Carrefour de l'actualité

Réutilisation de code à titre d’exemple : un article soulève des enjeux de vulnérabilité dans des applications commercialisées

28 novembre 2019 - Source : NOUVELLES

Un article corédigé par le professeur Foutse Khomh révèle l’introduction de vulnérabilités dans des applications commercialisées, par la réutilisation de bouts de code C++ fournis en exemple sur le site de questions-réponses Stack Overflow. L’étude a mené à une prise de conscience au sein de la communauté de la programmation.

Illustration du concept de code informatique vulnérable


Foutse Khomh, professeur agrégé au Département de génie informatique et génie logiciel, est l’un des auteurs d’un article scientifique intitulé « An Empirical Study of C++ Vulnerabilities in Crowd-Sourced Code Examples », qui traite d’une étude empirique de vulnérabilités dans des exemples de code en langage C++ qui sont partagés sur des plateformes d’échange en ligne. Les autres auteurs de l’article sont Gias Uddin, alors doctorant à l’Université McGill sous la supervision du professeur Khomh, le professeur agrégé Ashkan Sami et les étudiants Jafas Akhondali et Morteza Verdi de l’Université Shiraz, en Iran, ainsi que l’étudiant Alireza Karami Motlagh de l’Université Chamran, en Iran.

Les bouts de code en question sont donnés en exemple pour clarifier une réponse à une question technique sur des sites comme Stack Overflow, une plateforme de questions-réponses très populaire au sein de la communauté des programmeurs en informatique. De telles questions techniques peuvent être posées par des programmeuses ou des programmeurs professionnels, mais aussi par des étudiantes ou des étudiants qui ont un devoir à compléter.

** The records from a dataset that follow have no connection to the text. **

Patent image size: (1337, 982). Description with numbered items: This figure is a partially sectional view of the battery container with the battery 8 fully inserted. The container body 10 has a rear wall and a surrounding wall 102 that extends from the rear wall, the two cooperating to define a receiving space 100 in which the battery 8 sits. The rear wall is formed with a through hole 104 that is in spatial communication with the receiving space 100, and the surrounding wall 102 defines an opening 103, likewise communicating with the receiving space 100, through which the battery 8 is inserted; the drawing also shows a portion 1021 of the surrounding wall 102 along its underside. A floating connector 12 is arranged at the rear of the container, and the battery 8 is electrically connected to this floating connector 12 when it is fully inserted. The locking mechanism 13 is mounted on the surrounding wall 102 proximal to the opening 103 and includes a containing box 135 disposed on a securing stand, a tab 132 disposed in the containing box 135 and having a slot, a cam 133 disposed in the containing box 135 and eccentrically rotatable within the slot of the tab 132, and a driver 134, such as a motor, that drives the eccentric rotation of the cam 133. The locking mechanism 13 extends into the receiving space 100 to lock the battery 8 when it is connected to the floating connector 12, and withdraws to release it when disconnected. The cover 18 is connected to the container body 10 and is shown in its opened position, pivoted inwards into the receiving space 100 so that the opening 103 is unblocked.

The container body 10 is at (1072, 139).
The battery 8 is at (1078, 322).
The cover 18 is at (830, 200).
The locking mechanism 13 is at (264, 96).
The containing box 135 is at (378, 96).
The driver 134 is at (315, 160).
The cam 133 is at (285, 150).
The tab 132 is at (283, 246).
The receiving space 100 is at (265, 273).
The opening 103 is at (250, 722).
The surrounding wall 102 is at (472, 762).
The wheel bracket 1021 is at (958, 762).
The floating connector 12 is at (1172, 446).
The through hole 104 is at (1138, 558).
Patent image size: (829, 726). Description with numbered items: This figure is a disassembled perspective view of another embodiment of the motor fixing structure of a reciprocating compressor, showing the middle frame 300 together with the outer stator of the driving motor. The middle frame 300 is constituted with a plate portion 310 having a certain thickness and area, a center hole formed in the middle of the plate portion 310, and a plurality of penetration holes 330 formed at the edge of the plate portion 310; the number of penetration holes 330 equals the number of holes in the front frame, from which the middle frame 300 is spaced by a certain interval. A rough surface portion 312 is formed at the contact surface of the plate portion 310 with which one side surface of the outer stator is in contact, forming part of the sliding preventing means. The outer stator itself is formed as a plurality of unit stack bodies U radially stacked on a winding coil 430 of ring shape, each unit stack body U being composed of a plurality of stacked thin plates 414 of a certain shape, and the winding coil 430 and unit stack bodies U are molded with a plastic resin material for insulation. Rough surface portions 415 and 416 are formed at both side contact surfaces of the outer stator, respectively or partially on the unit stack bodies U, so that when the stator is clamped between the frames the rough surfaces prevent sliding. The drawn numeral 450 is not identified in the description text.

La fourniture d’exemples de code permet aux contributeurs de gagner des points de réputation auprès des pairs.

Or, lors de l’examen d’extraits de code ayant été utilisés dans au moins un projet hébergé par GitHub, un service web d'hébergement et de gestion de développement de logiciels, le professeur Khomh et ses collègues ont identifié 69 extraits de code vulnérables, classés selon 29 types de vulnérabilité, qui provenaient du site Stack Overflow. Surtout, ils ont observé que les 69 extraits de code vulnérables avaient été réutilisés dans un total de 2 859 projets sur GitHub.

Des antécédents problématiques

Le professeur Khomh et des collègues avaient observé, il y quelques années, que du code partagé dans des sites de questions-réponses se propageait dans des projets réels. Cette observation avait mené à la réalisation, en 2017, d’une étude portant sur des risques de violation de propriété intellectuelle quant au code versé dans le site Stack Overflow. L’étude, intitulée « Stack Overflow: A Code-Laundering Platform? », avait pour auteurs Foutse Khomh, le professeur titulaire Giuliano Antoniol ainsi que Le An et Ons Mlouki, alors respectivement doctorant et étudiant à la maîtrise sous la supervision du professeur Khomh à Polytechnique.

« En général, des personnes qui versent du code dans ces sites ont l’impression qu’il tombe dans le domaine public parce qu’il y est mis sans référence ni attribution appropriée de la source », explique Foutse Khomh. « Aussi, des personnes qui fréquentent ces sites en quête de connaissances ont tendance à copier du code et à l’intégrer dans leur propre code. Nous avions alors fait une étude afin de voir si le site Stack Overflow permettait du "blanchiment de code", et dans quelle mesure du code pouvait aboutir dans un produit fini. »

Lors de l’analyse de centaines d’applications mobiles à code source ouvert qui avaient été publiées dans des boutiques en ligne, ce qui avait mené au retraçage de l’origine de bouts de code sur Stack Overflow, les auteurs de l’étude avaient constaté un grand nombre de cas de violation de propriété intellectuelle. « Par exemple, il y avait des cas d’intégration d’un bout de code faisant l’objet d’une licence, à l’insu de ses propriétaires, dans du code qui avait ensuite fait l’objet d’une nouvelle licence, puis d’une utilisation commerciale dans une application vendue en ligne. Ce travail constituait un premier signal d’alarme », explique le professeur Khomh.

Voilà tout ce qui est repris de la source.